Central substrate linking glycolysis to the Krebs cycle and ketogenesis; produced from fatty acids and some amino acids.
What is the significance of the TCA cycle in cellular energy?
Main pathway that oxidizes acetyl-CoA to CO2, producing NADH/FADH2 for the electron transport chain and ATP.
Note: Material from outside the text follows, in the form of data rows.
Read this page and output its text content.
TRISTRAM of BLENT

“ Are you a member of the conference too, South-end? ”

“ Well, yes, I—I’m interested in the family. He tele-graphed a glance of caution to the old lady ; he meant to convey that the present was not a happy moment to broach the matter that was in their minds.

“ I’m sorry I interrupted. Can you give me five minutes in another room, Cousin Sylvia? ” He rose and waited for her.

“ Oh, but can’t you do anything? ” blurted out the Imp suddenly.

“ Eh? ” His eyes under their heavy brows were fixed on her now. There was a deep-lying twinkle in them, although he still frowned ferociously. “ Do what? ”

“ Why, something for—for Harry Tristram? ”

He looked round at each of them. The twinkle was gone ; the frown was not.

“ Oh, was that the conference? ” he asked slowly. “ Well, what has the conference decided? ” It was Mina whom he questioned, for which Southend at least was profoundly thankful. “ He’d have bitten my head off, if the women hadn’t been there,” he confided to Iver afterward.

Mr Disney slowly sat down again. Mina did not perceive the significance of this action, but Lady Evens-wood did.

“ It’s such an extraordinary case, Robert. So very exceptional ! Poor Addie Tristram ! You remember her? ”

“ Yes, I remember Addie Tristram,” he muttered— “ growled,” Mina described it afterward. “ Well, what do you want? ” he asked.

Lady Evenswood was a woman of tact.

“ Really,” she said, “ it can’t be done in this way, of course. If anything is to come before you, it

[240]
What is the clinical relevance of ABGs (arterial blood gases)?
Measures pH, HCO3-, and PCO2 to assess acid/base status and respiratory/metabolic compensation.
What is hypoxia’s impact on cellular ATP production?
Reduces aerobic ATP production, forces anaerobic glycolysis, and promotes acidosis.
What is the significance of hypoglycemia in clinical assessment?
Counterregulatory hormones are activated to raise blood glucose, with glycogenolysis and gluconeogenesis as backup plans.